I was likely not alone in being surprised to recently learn, as a result of the news of Putin’s order to put Russian nuclear forces on the highest level of alert, that both the US and Russia always keep a portion of their nuclear weapons at a “heightened state of readiness.” Both the United States and Russia keep nuclear-armed missiles on high alert, primed for launch, to allow them to be launched within minutes on warning of an incoming attack. The US and Russia have never taken their intercontinental ballistic missiles (ICBMs) off high alert, which means essentially that both nations have their missiles that could reach virtually any part of the planet on a hair-trigger. This posture vastly increases the risk of an accidental, erroneous, or unauthorized launch.
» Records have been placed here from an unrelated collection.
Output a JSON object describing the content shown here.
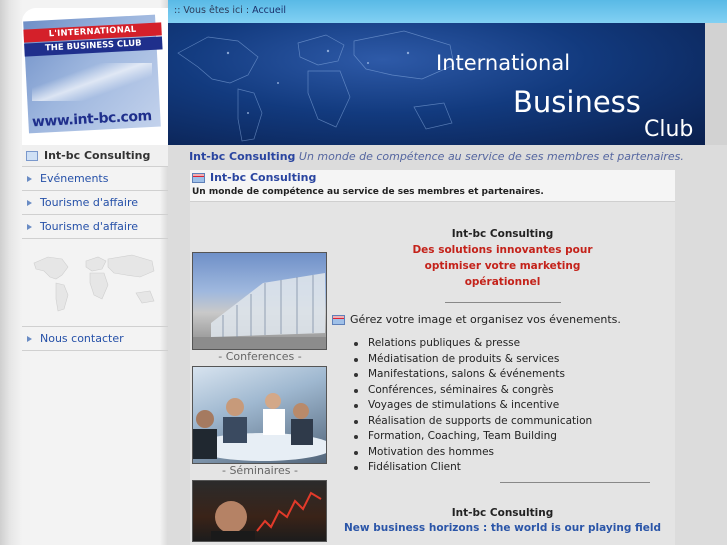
{
  "logo": {
    "line1": "L'INTERNATIONAL",
    "line2": "THE BUSINESS CLUB",
    "url": "www.int-bc.com"
  },
  "breadcrumb": {
    "prefix": ":: Vous êtes ici :",
    "current": "Accueil"
  },
  "banner": {
    "line1": "International",
    "line2": "Business",
    "line3": "Club"
  },
  "tagline": {
    "brand": "Int-bc Consulting",
    "text": "Un monde de compétence au service de ses membres et partenaires."
  },
  "sidebar": {
    "items": [
      {
        "label": "Int-bc Consulting",
        "active": true
      },
      {
        "label": "Evénements",
        "active": false
      },
      {
        "label": "Tourisme d'affaire",
        "active": false
      },
      {
        "label": "Tourisme d'affaire",
        "active": false
      }
    ],
    "contact": {
      "label": "Nous contacter"
    }
  },
  "main": {
    "header_title": "Int-bc Consulting",
    "header_subtitle": "Un monde de compétence au service de ses membres et partenaires.",
    "section1": {
      "title": "Int-bc Consulting",
      "subtitle": "Des solutions innovantes pour optimiser votre marketing opérationnel",
      "intro": "Gérez votre image et organisez vos évenements.",
      "services": [
        "Relations publiques & presse",
        "Médiatisation de produits & services",
        "Manifestations, salons & événements",
        "Conférences, séminaires & congrès",
        "Voyages de stimulations & incentive",
        "Réalisation de supports de communication",
        "Formation, Coaching, Team Building",
        "Motivation des hommes",
        "Fidélisation Client"
      ]
    },
    "section2": {
      "title": "Int-bc Consulting",
      "subtitle": "New business horizons : the world is our playing field"
    },
    "photos": {
      "caption1": "- Conferences -",
      "caption2": "- Séminaires -"
    }
  },
  "colors": {
    "accent_blue": "#2a45a0",
    "highlight_red": "#c4221a",
    "breadcrumb_bg": "#59b9e6"
  }
}
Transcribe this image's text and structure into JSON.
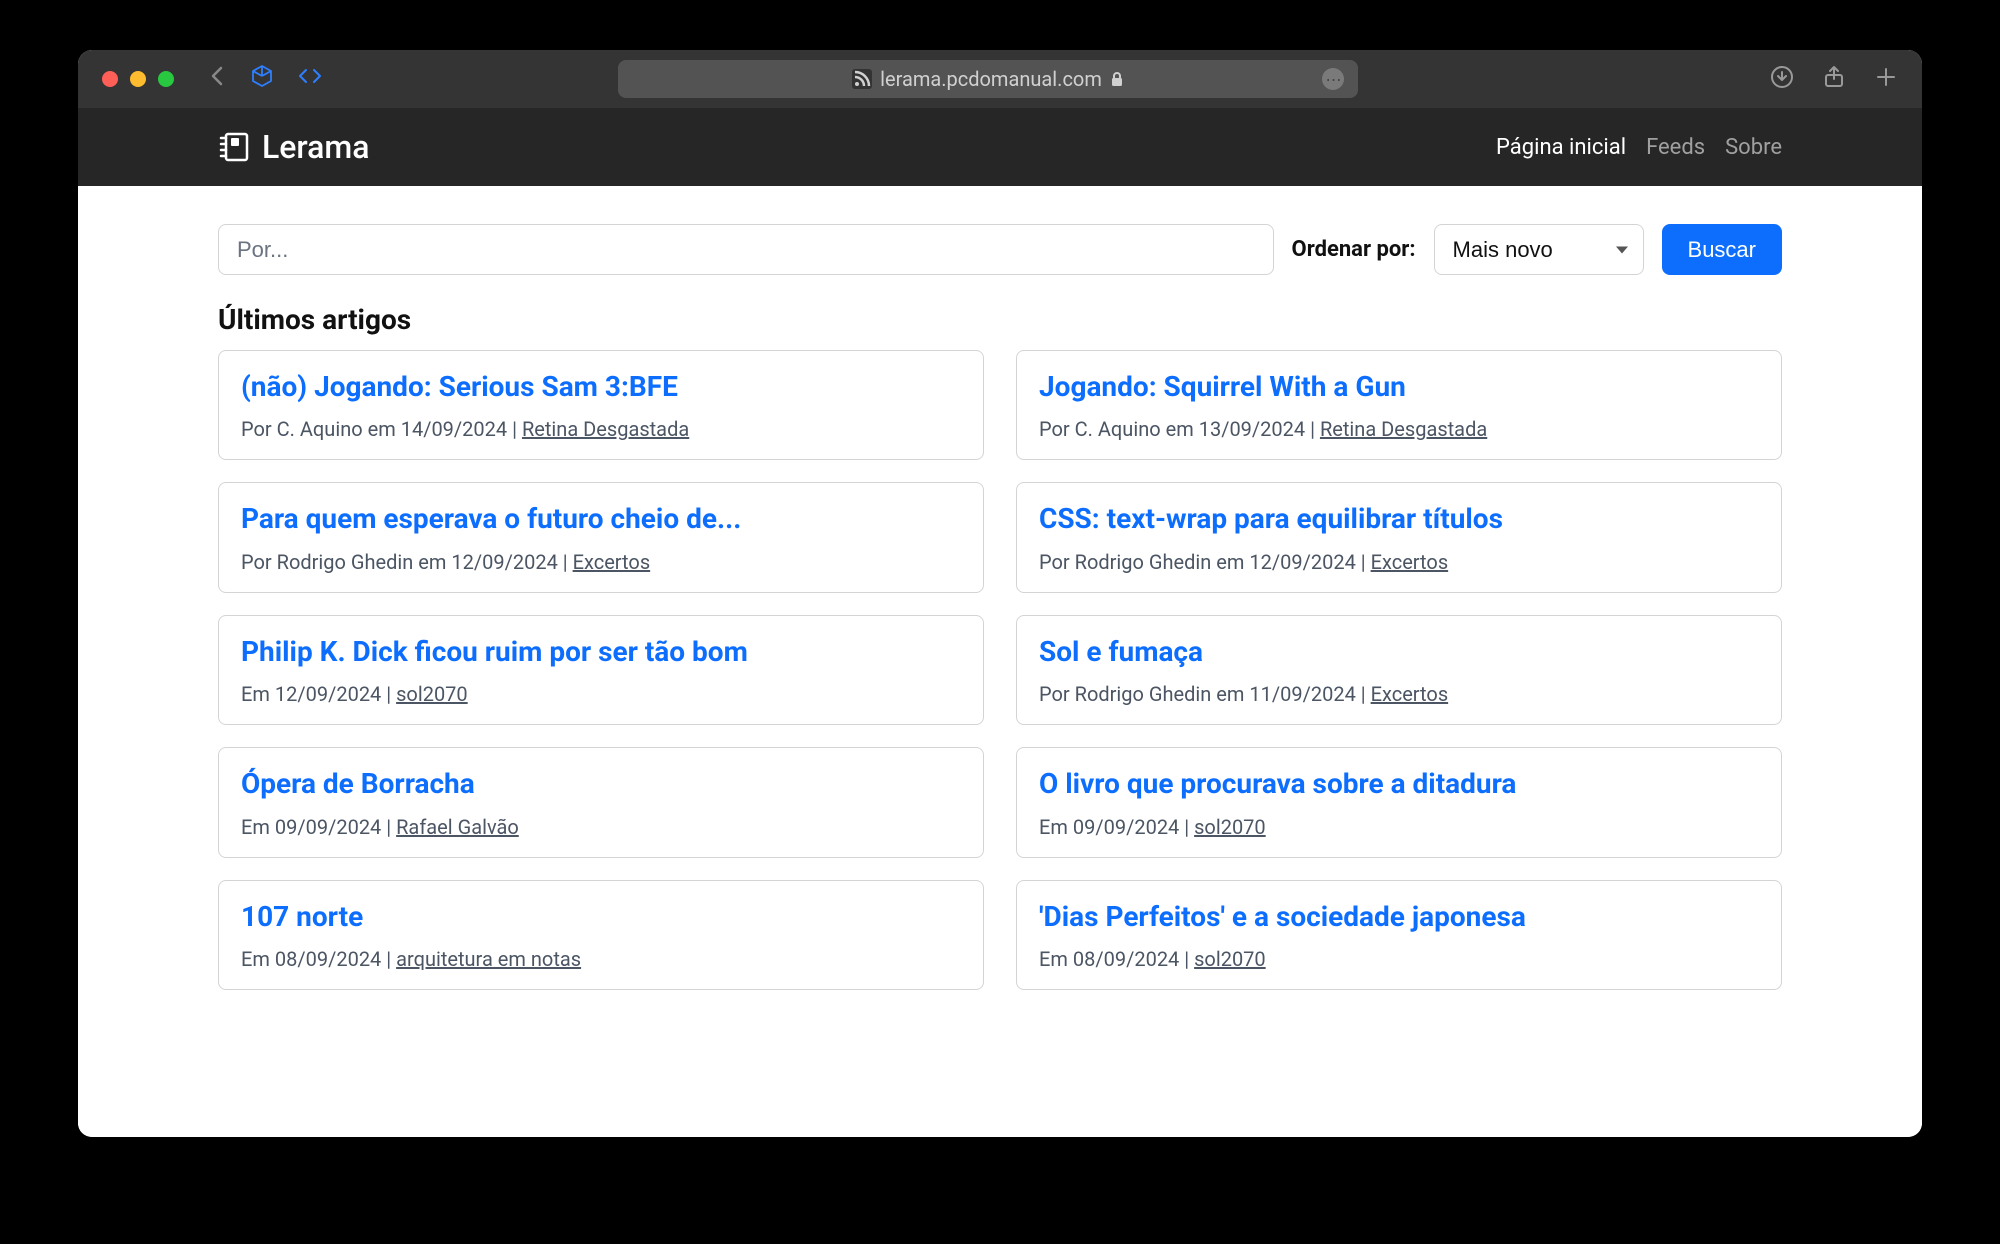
{
  "browser": {
    "url": "lerama.pcdomanual.com"
  },
  "header": {
    "brand": "Lerama",
    "nav": [
      {
        "label": "Página inicial",
        "active": true
      },
      {
        "label": "Feeds",
        "active": false
      },
      {
        "label": "Sobre",
        "active": false
      }
    ]
  },
  "search": {
    "placeholder": "Por...",
    "sort_label": "Ordenar por:",
    "sort_selected": "Mais novo",
    "button": "Buscar"
  },
  "section_title": "Últimos artigos",
  "articles": [
    {
      "title": "(não) Jogando: Serious Sam 3:BFE",
      "meta": "Por C. Aquino em 14/09/2024 | ",
      "source": "Retina Desgastada"
    },
    {
      "title": "Jogando: Squirrel With a Gun",
      "meta": "Por C. Aquino em 13/09/2024 | ",
      "source": "Retina Desgastada"
    },
    {
      "title": "Para quem esperava o futuro cheio de...",
      "meta": "Por Rodrigo Ghedin em 12/09/2024 | ",
      "source": "Excertos"
    },
    {
      "title": "CSS: text-wrap para equilibrar títulos",
      "meta": "Por Rodrigo Ghedin em 12/09/2024 | ",
      "source": "Excertos"
    },
    {
      "title": "Philip K. Dick ficou ruim por ser tão bom",
      "meta": "Em 12/09/2024 | ",
      "source": "sol2070"
    },
    {
      "title": "Sol e fumaça",
      "meta": "Por Rodrigo Ghedin em 11/09/2024 | ",
      "source": "Excertos"
    },
    {
      "title": "Ópera de Borracha",
      "meta": "Em 09/09/2024 | ",
      "source": "Rafael Galvão"
    },
    {
      "title": "O livro que procurava sobre a ditadura",
      "meta": "Em 09/09/2024 | ",
      "source": "sol2070"
    },
    {
      "title": "107 norte",
      "meta": "Em 08/09/2024 | ",
      "source": "arquitetura em notas"
    },
    {
      "title": "'Dias Perfeitos' e a sociedade japonesa",
      "meta": "Em 08/09/2024 | ",
      "source": "sol2070"
    }
  ]
}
In general industry, a close call is “an opportunity to improve safety practices in a situation or incident that has a potential for more serious consequences.” (railroad.gov) The consequences of a nuclear “close call” are, literally, deathly serious. So, what can be done to improve nuclear posture safety practices? Former military leaders from both countries have called for taking ICBMs off a hair-trigger alert. There will never be enough confidence in safety features or amount of luck in the world to change the reality that ACCIDENTS DO HAPPEN. What should be clear is that a nuclear war or the detonation of a nuclear weapon should never be able to be caused by accident. Taking missiles off hair-trigger alert would at least greatly reduce this chance.